DIYnamics

Affordable materials for geoscience teaching demonstrations

DIYnamics at UCLA Exploring Your Universe 2018


Norris helping visitors build their own motors

Norris helps visitors at EYU build their very own DIYnamics motors. Over the course of the roughly 5 hour event, dozens of kids successfully built their own, usually with very little help from us required.

On November 4, 2018, the DIYnamics team made a triumphant return to the Exploring Your Universe (EYU) science fair held every fall at UCLA. Old-timers Spencer and Norris and newcomers Calvin and Santiago had a blast spending the day helping kids and their families learn about rotating fluids using the DIYnamics materials.

Calvin using a spinning top to teach about rotation

Calvin using a spinning top to help these EYU visitors get a more intuitive feel for why rotation effects fluids like water and air.
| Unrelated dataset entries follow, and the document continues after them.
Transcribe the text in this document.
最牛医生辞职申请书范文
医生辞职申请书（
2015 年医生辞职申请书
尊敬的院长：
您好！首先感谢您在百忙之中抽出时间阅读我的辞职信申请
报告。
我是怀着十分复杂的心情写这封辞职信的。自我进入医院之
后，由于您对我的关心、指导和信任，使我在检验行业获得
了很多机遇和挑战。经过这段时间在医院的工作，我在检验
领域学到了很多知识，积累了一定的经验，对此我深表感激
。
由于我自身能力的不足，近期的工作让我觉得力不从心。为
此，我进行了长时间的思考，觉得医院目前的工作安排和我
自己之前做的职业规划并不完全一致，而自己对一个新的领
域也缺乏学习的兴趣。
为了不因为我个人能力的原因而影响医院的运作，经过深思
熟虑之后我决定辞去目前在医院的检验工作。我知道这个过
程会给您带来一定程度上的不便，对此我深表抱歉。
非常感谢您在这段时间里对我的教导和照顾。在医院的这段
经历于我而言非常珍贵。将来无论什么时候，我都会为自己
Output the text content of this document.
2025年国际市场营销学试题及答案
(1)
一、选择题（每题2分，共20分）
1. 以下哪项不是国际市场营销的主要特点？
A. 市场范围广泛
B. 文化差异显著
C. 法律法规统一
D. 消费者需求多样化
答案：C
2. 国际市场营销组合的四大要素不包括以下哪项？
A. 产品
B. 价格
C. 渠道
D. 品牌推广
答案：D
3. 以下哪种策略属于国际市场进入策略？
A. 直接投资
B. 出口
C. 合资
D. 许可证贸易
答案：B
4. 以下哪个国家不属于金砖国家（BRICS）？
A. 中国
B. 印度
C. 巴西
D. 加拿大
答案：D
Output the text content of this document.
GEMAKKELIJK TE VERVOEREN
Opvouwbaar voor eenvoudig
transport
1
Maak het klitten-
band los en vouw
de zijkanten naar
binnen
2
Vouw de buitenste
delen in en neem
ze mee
Just like a top stays upright if its spinning but falls over if it’s stationary, motions within rotating fluids get aligned with the rotation axis, while non-rotating fluids move in all directions.

Like our inaugural appearance at EYU in 2017, we had three different sections of our booth, all of them going simultaneously.

  1. Build your own DIYnamics motor: Using the DIYnamics official printed instructions, visitors got to assemble their own DIYnamics motors. Norris kept watch and helped out when necessary, but mostly kids were able to build them start-to-finish on their own!
  2. Rotating vs. non-rotating tanks: Calvin and Santiago led our classic demonstration comparing how dye behaves when dropped into a rotating tank vs. a non-rotating one. They also made great use of spinning tops to illustrate how rotation makes things (including fluids) stand up straight.
  3. Winter storms using the big square tank: Once every hour, Spencer performed the demonstration of “baroclinic instability” using a bigger tank —- the same one that we used to create our YouTube videos on the same topic. With a paint can filled with ice in the middle, water gets cooled in the middle of the tank compared to the outer edges. This temperature contrast combined with rotation gives rise to beautiful swirling eddies that act to transfer heat from the warm section to the cold section…just like the big winter storms in Earth’s atmosphere!

Santiago and Calvin manning our booth

Calvin and Santiago (both facing toward the camera; Santiago on the right) manning the DIYnamics booth. Calvin and Santiago were first-time DIYnamics volunteers, and they did an amazing job! Especially given that we didn’t have as many people this year (only 4 total). Thanks guys!

EYU also marked the debut of our amazing new LEGO-based DIYnamics logo (image below). How cool is that?

Our awesome new LEGO-based logo

Our awesome new LEGO-based DIYnamics logo. We’re definitely going to start using this on the website and everywhere else we can! Thanks to Jon Aurnou for the idea, and Norris for actually building it.

A huge thanks to the EYU organizers and volunteers, the UCLA Department of Earth, Planetary, and Space Sciences staff who helped us setup, Jon Aurnou and the rest of the SPINLab for help (and including us in their pizza order!), and of course to the wonderful kids and parents who came to our booth. See you in 2019 for EYU Round 3!